In less than a year, HCS has attracted 52 members, ranging from hobbyists to full-time artists. While membership provides its benefits, the studio prides itself on being open to newcomers. A noteworthy feature here is the absence of any walls beyond the glass and brick envelope of the building itself. The lack of private studios is a deliberate choice, “and not just because the fire marshall said so,” says Gedney. By sharing tables and tools in common, each artist becomes mindful of the needs of others, and enters into casual chatter that can solve problems and fuel creativity.

So far, HCS has primarily attracted makers outside of Hamilton who are drawn by affordable facilities and friendly faces that can be hard to find in a new city as a mid-career artist. But Hamiltonians are showing up in classes and recognizing what this space has to offer, as both a facility and an example to artists seeking more agency over their creative careers. Outreach programs with Hamilton Public Library, school field trips and art camps for local children are all helping HCS find its footing in Hamilton while sustaining the studio and its members with paid work.

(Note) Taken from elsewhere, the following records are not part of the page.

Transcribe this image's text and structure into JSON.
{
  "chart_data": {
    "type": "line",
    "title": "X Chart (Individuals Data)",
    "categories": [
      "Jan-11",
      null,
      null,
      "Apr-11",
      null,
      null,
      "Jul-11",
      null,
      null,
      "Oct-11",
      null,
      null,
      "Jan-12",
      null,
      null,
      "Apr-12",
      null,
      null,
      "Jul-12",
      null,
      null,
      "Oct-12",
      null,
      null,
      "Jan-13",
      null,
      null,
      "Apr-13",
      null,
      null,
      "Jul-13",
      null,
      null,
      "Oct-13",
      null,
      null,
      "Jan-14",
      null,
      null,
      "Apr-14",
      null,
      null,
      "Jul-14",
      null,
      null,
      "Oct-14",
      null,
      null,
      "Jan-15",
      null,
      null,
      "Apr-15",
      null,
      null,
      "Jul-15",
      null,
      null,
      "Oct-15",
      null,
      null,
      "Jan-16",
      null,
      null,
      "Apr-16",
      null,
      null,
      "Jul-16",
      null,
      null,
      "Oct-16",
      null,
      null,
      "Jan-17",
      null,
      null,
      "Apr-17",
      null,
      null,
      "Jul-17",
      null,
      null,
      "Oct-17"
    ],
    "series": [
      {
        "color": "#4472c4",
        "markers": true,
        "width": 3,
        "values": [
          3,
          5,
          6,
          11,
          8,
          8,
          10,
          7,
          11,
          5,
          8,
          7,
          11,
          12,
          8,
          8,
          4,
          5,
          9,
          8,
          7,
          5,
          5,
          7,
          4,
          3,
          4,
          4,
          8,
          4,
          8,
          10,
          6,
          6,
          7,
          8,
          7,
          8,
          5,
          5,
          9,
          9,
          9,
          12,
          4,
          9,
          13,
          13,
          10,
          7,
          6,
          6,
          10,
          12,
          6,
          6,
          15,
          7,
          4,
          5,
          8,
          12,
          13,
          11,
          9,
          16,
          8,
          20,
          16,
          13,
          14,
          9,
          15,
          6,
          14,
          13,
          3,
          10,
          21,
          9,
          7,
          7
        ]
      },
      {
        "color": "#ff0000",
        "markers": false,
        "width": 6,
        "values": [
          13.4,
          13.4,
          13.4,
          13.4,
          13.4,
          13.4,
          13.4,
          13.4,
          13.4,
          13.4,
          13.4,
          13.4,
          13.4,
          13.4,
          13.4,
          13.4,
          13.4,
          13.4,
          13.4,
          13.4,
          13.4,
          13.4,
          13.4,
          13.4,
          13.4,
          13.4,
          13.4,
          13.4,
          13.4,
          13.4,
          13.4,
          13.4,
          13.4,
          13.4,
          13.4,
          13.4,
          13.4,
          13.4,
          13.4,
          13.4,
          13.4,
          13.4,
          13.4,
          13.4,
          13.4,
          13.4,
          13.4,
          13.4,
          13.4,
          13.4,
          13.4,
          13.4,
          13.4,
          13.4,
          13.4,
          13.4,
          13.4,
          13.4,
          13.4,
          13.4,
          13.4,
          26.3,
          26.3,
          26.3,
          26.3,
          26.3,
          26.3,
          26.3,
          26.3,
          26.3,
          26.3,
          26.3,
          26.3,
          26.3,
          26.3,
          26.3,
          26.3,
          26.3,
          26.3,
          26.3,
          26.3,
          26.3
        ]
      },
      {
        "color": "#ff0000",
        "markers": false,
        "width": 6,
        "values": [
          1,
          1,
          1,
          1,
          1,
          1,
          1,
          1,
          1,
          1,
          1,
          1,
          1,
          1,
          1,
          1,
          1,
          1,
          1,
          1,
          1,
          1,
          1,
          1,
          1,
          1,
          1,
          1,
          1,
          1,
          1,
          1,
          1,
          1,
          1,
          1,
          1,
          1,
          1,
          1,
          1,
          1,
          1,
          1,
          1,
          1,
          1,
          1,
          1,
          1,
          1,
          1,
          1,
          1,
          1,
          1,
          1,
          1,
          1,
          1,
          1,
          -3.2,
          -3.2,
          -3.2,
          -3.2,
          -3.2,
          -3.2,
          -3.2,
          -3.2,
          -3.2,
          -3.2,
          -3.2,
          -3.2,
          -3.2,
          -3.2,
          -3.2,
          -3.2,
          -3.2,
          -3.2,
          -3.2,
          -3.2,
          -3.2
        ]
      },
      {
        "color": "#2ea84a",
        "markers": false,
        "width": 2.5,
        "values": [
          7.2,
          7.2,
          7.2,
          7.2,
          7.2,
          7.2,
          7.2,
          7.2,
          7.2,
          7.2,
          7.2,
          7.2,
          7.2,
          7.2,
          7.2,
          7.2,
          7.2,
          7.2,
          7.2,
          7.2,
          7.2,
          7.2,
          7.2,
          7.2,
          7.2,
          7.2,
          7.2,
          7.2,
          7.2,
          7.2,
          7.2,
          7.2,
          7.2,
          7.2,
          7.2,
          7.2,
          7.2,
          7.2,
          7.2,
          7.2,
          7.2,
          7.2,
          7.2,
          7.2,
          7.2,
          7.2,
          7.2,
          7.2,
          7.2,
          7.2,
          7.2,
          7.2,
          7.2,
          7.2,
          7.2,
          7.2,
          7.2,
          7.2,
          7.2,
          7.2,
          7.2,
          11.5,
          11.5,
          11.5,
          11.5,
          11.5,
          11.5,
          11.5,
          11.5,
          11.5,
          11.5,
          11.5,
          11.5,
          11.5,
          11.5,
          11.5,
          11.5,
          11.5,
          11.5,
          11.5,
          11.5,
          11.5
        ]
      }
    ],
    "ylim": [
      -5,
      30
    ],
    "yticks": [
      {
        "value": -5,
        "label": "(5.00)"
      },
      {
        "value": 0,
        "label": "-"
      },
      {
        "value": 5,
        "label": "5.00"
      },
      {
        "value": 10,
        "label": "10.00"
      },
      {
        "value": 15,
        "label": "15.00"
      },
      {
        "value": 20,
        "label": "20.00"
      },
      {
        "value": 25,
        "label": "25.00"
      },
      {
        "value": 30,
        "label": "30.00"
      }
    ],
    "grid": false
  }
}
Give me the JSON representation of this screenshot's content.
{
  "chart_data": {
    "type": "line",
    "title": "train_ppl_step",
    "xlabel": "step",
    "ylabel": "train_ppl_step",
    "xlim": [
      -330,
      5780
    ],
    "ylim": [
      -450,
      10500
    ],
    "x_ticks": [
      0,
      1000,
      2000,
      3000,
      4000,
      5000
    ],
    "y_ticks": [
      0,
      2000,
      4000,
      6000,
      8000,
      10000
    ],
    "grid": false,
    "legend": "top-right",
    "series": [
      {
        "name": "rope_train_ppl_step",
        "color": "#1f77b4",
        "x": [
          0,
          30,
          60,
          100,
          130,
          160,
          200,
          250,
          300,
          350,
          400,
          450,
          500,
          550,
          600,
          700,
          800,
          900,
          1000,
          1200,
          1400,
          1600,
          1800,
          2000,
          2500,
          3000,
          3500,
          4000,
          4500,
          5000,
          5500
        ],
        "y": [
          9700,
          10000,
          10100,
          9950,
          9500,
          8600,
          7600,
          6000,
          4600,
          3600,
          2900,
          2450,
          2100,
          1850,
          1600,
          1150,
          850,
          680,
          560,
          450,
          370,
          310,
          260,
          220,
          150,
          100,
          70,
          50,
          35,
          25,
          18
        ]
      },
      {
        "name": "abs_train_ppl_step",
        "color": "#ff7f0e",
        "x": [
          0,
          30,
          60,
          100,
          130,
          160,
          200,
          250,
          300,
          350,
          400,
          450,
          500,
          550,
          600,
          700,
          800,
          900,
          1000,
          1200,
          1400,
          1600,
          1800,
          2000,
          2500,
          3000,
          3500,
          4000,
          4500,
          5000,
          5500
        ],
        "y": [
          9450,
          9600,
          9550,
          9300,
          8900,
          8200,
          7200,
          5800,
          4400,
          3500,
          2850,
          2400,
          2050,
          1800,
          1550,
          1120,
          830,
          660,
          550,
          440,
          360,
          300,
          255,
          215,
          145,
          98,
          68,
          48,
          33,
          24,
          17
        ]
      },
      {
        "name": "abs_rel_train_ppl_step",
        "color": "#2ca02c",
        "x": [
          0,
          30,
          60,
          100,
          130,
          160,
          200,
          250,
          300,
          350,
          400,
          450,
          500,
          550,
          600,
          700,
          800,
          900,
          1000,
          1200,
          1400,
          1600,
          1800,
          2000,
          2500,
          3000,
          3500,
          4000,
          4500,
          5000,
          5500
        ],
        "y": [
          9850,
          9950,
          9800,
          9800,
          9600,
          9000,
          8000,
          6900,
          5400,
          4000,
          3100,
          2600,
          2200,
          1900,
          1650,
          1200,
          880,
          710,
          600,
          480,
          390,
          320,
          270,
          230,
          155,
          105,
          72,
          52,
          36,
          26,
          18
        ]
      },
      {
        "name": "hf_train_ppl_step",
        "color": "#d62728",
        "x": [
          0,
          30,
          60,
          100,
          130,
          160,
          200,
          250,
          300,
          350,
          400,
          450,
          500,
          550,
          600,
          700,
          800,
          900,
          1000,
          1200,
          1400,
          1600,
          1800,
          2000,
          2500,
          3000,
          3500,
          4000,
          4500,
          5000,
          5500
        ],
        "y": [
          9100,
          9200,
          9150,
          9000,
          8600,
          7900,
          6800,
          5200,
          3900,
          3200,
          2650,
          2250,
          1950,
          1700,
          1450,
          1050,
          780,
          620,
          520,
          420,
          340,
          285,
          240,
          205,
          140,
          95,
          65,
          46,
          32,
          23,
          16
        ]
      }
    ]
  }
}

Most artists cannot live on the short hours of contract teaching alone, but Gedney envisions a wider range of activities that can support their independent makers. HCS is planning its first holiday market for Dec. 8 and 9 – the beginning of an annual tradition that pushes the studio doors wider open and supports its self-sufficiency.

A growing social calendar is building kinship among studio members and offering ports of entry for new artists, such as their monthly queer craft club, and a fibre arts brunch. With new makers bringing further skills to share, HCS is always adapting to anticipate the needs of its future community and will undoubtedly be shaped by the energies of its incoming artists as much as its founders.

Gedney recalls a recent studio clean-up that ended with a backyard barbecue and a game of cornhole using bean bags and boards made on-site that day. It was a rare opportunity for her to set aside her administrative duties and take joy in the community she has cultivated – one where, as she says, “the more you give, the more you get out of it.”